Se far funzionare il Piano di ripresa e resilienza è indispensabile, per il segretario confederale, però, occorre andare oltre: “Occorre riorientare la spesa ordinaria, se si costruiscono asili e non si assume il personale, se si costruiscono case della salute e non si fa saltare il tetto di spesa per il personale sanitario sarà inutile, anzi si rischia di affidare queste strutture al privato. Insomma, occorre dialogo sociale, politiche pubbliche di indirizzo, e che le politiche di coesione non continuino a essere distinte da quelle di sviluppo”.

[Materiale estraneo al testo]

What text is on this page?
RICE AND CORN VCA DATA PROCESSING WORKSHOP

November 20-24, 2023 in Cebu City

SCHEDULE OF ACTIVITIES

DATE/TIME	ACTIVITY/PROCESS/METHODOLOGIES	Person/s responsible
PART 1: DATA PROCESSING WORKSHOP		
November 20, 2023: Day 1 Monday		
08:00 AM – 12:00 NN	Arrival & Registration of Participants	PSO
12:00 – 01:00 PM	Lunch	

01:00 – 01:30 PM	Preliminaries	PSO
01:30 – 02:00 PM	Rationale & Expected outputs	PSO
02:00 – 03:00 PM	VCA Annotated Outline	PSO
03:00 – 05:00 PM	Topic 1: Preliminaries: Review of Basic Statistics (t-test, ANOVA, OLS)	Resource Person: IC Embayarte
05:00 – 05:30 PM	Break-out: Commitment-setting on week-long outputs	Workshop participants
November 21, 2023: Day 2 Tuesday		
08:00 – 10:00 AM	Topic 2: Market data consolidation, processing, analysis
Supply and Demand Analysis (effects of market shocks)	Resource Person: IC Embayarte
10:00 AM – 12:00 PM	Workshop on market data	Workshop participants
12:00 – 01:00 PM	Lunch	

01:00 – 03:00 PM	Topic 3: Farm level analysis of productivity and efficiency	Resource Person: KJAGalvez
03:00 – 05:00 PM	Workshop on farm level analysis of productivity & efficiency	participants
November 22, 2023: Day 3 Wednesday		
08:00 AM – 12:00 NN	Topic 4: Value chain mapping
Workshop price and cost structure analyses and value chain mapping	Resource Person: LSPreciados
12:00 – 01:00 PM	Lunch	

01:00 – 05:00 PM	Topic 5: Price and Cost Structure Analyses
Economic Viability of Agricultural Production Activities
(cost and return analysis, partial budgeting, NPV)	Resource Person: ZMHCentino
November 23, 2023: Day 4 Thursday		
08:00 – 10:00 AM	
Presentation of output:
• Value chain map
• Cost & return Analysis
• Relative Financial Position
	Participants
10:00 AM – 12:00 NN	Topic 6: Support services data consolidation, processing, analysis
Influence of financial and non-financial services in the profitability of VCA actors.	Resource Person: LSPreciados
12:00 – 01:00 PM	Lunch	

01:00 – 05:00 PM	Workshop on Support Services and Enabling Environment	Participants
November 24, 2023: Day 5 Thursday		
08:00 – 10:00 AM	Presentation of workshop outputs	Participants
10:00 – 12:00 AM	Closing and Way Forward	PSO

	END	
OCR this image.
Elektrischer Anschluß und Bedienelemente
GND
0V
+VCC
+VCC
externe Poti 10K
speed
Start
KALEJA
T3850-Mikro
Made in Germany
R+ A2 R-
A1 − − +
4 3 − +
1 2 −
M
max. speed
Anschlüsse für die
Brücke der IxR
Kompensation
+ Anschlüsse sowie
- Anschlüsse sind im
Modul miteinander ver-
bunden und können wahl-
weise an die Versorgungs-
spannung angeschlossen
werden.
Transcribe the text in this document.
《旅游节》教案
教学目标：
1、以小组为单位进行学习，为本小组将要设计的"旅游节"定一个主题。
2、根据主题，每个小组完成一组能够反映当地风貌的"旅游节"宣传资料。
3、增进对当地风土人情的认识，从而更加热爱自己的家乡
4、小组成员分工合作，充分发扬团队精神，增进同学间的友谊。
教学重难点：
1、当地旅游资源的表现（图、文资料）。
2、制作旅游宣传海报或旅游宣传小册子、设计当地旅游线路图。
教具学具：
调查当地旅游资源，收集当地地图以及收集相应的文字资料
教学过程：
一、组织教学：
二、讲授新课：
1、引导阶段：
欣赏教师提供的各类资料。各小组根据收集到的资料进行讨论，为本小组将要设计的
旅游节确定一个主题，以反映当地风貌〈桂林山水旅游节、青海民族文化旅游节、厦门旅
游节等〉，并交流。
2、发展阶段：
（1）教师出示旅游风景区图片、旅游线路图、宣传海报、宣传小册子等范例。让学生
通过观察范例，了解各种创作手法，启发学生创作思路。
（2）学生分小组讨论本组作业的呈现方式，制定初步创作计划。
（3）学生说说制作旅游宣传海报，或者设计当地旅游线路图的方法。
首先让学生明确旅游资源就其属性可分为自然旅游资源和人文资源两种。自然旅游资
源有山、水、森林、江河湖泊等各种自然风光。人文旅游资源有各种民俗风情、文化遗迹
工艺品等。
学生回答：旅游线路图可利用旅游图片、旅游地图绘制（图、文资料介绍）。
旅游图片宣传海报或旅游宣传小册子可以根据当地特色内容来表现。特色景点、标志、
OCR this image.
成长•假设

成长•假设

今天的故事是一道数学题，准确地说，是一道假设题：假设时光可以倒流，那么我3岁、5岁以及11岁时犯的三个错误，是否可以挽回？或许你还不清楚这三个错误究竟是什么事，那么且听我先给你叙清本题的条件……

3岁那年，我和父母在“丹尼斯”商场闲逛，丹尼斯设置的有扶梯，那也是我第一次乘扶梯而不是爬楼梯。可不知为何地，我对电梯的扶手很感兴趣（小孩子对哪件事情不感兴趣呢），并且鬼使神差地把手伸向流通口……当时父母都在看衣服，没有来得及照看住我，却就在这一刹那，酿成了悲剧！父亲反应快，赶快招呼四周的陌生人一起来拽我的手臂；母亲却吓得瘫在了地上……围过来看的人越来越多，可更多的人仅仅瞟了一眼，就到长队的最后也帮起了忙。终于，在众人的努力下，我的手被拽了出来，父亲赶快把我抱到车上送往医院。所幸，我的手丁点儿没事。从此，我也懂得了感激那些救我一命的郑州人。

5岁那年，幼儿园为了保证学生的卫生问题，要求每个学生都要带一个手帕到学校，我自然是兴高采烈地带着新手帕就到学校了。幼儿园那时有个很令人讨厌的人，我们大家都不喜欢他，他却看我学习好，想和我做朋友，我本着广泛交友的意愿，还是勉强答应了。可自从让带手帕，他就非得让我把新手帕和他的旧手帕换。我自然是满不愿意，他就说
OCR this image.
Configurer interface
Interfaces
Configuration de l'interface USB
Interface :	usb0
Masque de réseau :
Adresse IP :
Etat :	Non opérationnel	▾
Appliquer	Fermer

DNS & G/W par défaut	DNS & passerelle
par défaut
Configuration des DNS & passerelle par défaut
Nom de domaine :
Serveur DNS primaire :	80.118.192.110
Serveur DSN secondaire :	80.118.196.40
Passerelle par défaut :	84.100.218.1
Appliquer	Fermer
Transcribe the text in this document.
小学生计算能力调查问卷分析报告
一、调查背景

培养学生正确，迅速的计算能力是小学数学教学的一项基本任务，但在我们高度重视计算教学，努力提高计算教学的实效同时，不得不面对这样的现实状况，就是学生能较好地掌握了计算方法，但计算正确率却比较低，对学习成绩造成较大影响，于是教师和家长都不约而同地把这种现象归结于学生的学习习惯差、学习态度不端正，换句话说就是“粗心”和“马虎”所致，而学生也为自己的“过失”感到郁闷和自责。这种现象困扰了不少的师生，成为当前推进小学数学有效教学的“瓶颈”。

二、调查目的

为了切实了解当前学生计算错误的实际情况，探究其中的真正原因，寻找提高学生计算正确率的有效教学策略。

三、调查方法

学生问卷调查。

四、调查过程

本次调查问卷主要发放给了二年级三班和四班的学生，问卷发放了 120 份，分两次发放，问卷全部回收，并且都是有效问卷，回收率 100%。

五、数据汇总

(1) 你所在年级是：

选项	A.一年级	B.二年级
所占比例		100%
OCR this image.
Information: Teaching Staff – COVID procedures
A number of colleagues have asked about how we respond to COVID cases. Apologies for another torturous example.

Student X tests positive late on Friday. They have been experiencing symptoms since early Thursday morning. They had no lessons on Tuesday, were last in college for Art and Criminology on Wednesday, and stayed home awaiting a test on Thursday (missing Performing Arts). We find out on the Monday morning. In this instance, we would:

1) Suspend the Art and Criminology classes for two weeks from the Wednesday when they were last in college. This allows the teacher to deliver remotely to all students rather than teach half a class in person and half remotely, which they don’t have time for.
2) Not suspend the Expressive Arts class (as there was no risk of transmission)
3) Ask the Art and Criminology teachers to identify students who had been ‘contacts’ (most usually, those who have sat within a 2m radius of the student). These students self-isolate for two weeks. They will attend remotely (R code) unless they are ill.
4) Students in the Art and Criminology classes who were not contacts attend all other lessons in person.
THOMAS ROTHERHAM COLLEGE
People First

“Ma come è ovvio - conclude il dirigente sindacale - se si va in direzione opposta i divari tra territori si aggraveranno. Il presidenzialismo è il contrario del dialogo sociale, sottrae capacità democratica alle istituzioni a partire dal Parlamento, e a quelle territoriali. L’autonomia differenziata sarebbe la cristallizzazione dei divari, inevitabilmente, a medio termine, e li approfondirebbe”.